Leaving the limits of words (of the word-body). I like to think of Meneghetti’s images as belonging to a world which is still historically and socially without language: a world where it is not taken for granted that relations will occur, even when the possibility exists, as happens with human bodies are in a coma or brain damaged or in cases that the world of communication defines as ignorant, illiterate or disabled. I like to see it as “beauty by chance”: without civilisation, indeed without air to breathe, exactly like lunar or Martian landscapes. What is striking about its form of representation of the world’s physical interiority is the fact that he can give it a title and can often define it as a “portrait”. The word portrait stands at the meeting point of representation and contract. Meneghetti here is portraying the names of art, the possibility that art has of naming, the privileges that art has acquired or lost in this field. Today and artist portrays the conventions and the inconveniences of the arts but he is also portrayed beyond his will and beyond the will of art itself. It is not my task to decide the intentions and motivations that are instilled into Meneghetti’s images. Yet I do feel that it is profitable to offer a different critical viewpoint than that which the most authoritative critics have hitherto provided. Among today’s art critics, I much prefer the “totòs” and the “surly” critics of the present to the institutional politeness of many who, born of the avant-garde of the civilisation of the machine, living off the self-preservation of repetition, remaining exactly as they were even after the generalised TV culture and mass avant-garde à la Calvesi. But even behind the most barbarian, aggressive and spineless voices – where the bones of modernity appear to have been liquefied - the same “museum” model seems to lie hidden: after a systematic irreverence that has lasted too long some fragments of cultural reverence towards the tried and trusted historical figures are surfacing (perhaps out of necessity of interests, be it for tactical, strategic, professional or vocational reasons).
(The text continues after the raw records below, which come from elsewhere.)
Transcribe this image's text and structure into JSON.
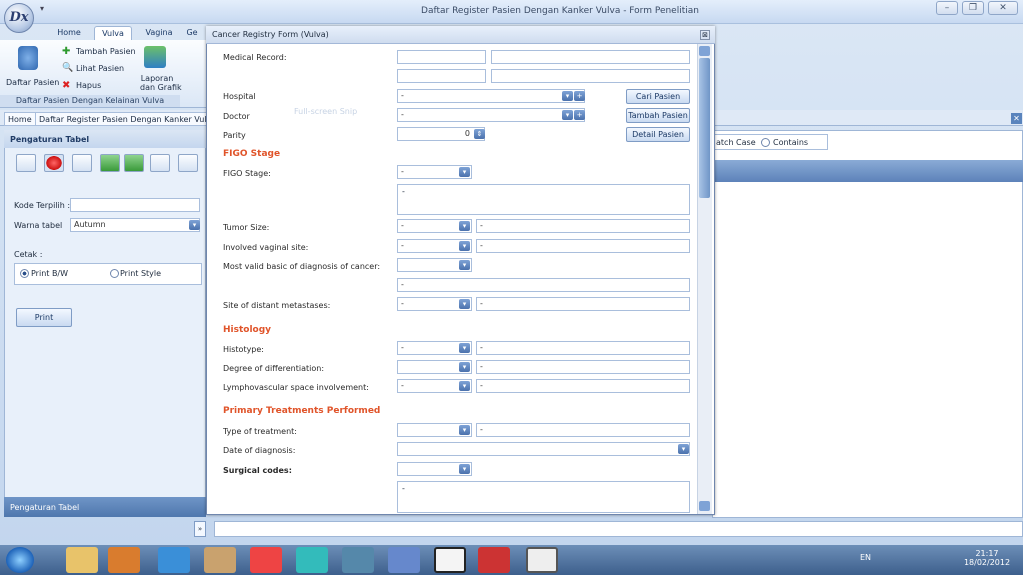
{
  "app_title": "Daftar Register Pasien Dengan Kanker Vulva - Form Penelitian",
  "orb_label": "Dx",
  "ribbon_tabs": [
    "Home",
    "Vulva",
    "Vagina",
    "Ge"
  ],
  "ribbon": {
    "daftar_pasien": "Daftar Pasien",
    "tambah": "Tambah Pasien",
    "lihat": "Lihat Pasien",
    "hapus": "Hapus",
    "laporan": "Laporan",
    "grafik": "dan Grafik",
    "group": "Daftar Pasien Dengan Kelainan Vulva"
  },
  "doc_tabs": [
    "Home",
    "Daftar Register Pasien Dengan Kanker Vulva"
  ],
  "ghost_text": "Full-screen Snip",
  "left": {
    "title": "Pengaturan Tabel",
    "kode": "Kode Terpilih :",
    "warna": "Warna tabel",
    "warna_val": "Autumn",
    "cetak": "Cetak :",
    "bw": "Print B/W",
    "style": "Print Style",
    "print": "Print",
    "footer": "Pengaturan Tabel"
  },
  "right": {
    "match_case": "atch Case",
    "contains": "Contains"
  },
  "dialog": {
    "title": "Cancer Registry Form (Vulva)",
    "medical_record": "Medical Record:",
    "hospital": "Hospital",
    "doctor": "Doctor",
    "parity": "Parity",
    "parity_val": "0",
    "btn_cari": "Cari Pasien",
    "btn_tambah": "Tambah Pasien",
    "btn_detail": "Detail Pasien",
    "dash": "-",
    "figo_section": "FIGO Stage",
    "figo_stage": "FIGO Stage:",
    "tumor_size": "Tumor Size:",
    "involved": "Involved vaginal site:",
    "most_valid": "Most valid basic of diagnosis of cancer:",
    "distant": "Site of distant metastases:",
    "histology_section": "Histology",
    "histotype": "Histotype:",
    "degree": "Degree of differentiation:",
    "lympho": "Lymphovascular space involvement:",
    "primary_section": "Primary Treatments Performed",
    "type_treat": "Type of treatment:",
    "date_diag": "Date of diagnosis:",
    "surgical": "Surgical codes:"
  },
  "clock": {
    "time": "21:17",
    "date": "18/02/2012",
    "lang": "EN"
  }
}
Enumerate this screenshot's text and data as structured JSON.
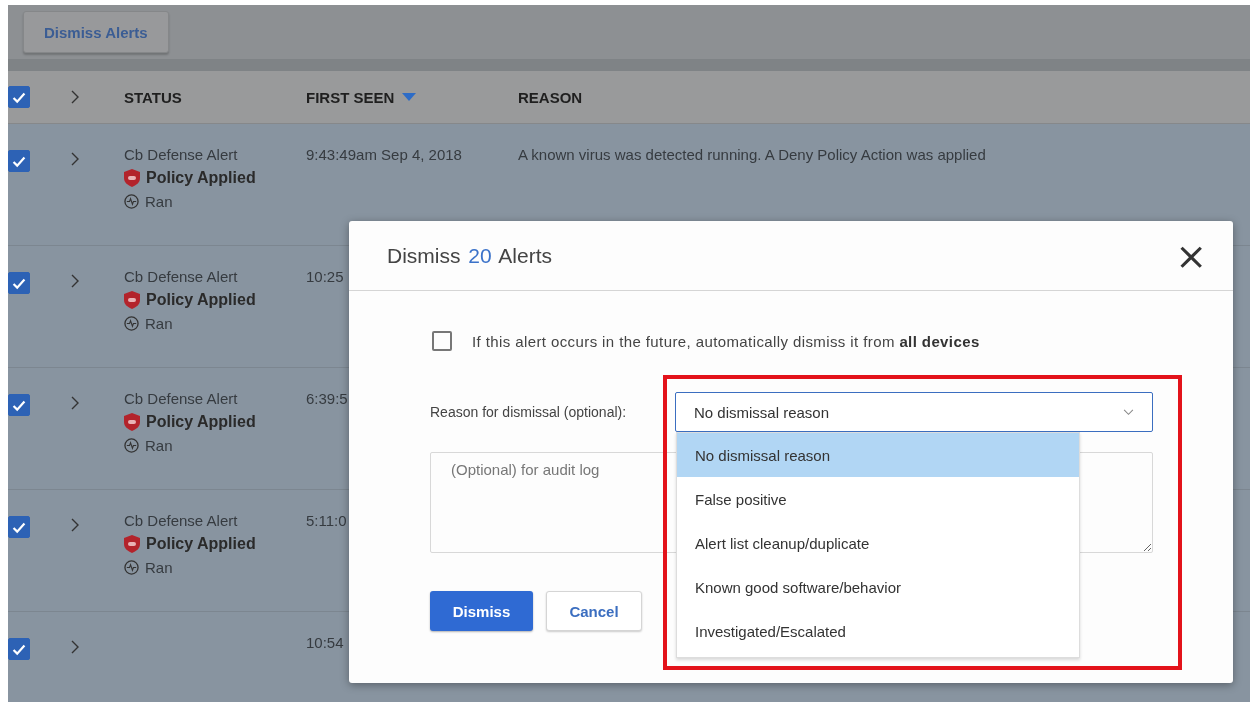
{
  "toolbar": {
    "dismiss_button": "Dismiss Alerts"
  },
  "table": {
    "select_all_checked": true,
    "columns": [
      {
        "label": "STATUS",
        "sorted": false
      },
      {
        "label": "FIRST SEEN",
        "sorted": true
      },
      {
        "label": "REASON",
        "sorted": false
      }
    ],
    "rows": [
      {
        "checked": true,
        "status": {
          "source": "Cb Defense Alert",
          "policy": "Policy Applied",
          "result": "Ran"
        },
        "first_seen": "9:43:49am Sep 4, 2018",
        "reason": "A known virus was detected running. A Deny Policy Action was applied"
      },
      {
        "checked": true,
        "status": {
          "source": "Cb Defense Alert",
          "policy": "Policy Applied",
          "result": "Ran"
        },
        "first_seen": "10:25"
      },
      {
        "checked": true,
        "status": {
          "source": "Cb Defense Alert",
          "policy": "Policy Applied",
          "result": "Ran"
        },
        "first_seen": "6:39:5"
      },
      {
        "checked": true,
        "status": {
          "source": "Cb Defense Alert",
          "policy": "Policy Applied",
          "result": "Ran"
        },
        "first_seen": "5:11:0"
      },
      {
        "checked": true,
        "first_seen": "10:54"
      }
    ]
  },
  "dialog": {
    "title_before": "Dismiss",
    "count": "20",
    "title_after": "Alerts",
    "close": "×",
    "auto_dismiss": {
      "checked": false,
      "label": "If this alert occurs in the future, automatically dismiss it from **all devices**"
    },
    "reason_label": "Reason for dismissal (optional):",
    "reason_select": {
      "value": "No dismissal reason",
      "expanded": true,
      "options": [
        {
          "label": "No dismissal reason",
          "selected": true
        },
        {
          "label": "False positive",
          "selected": false
        },
        {
          "label": "Alert list cleanup/duplicate",
          "selected": false
        },
        {
          "label": "Known good software/behavior",
          "selected": false
        },
        {
          "label": "Investigated/Escalated",
          "selected": false
        }
      ]
    },
    "notes": {
      "placeholder": "(Optional) for audit log"
    },
    "buttons": [
      {
        "label": "Dismiss",
        "kind": "primary"
      },
      {
        "label": "Cancel",
        "kind": "secondary"
      }
    ],
    "highlight": true
  }
}
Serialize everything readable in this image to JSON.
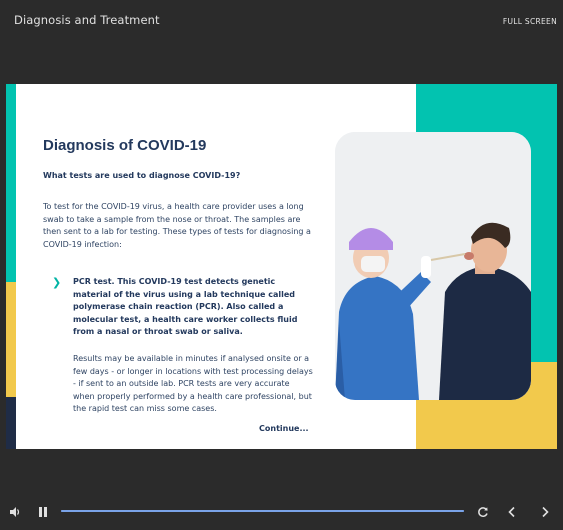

Behind Meneghetti’s forty-year journey which from decoupage has now arrived at the ultrasonography of living nature, it would be vile treason to see the reassuring return to a guarantee of artistic quality, a “trade-mark” of the art institutions, just slightly disturbed by the a shift in the wind. I feel that a different adventure would be more fascinating (fascinating in the charm and passion which encourages advertising to be ahead not because it overcomes conventional creativity but because it dwells in the entrails of the world, in its most fertile banality): the courage and daring not to rely on the safety of frames. Wanting to do without. To look, as x-rays do, elsewhere. An elsewhere of separation, of non-return and not of inclusion. The impulse which might drive this choice – where what is rarefied is not only human skin but also the painter’s canvass – is in what is repelling rather than what is familiar.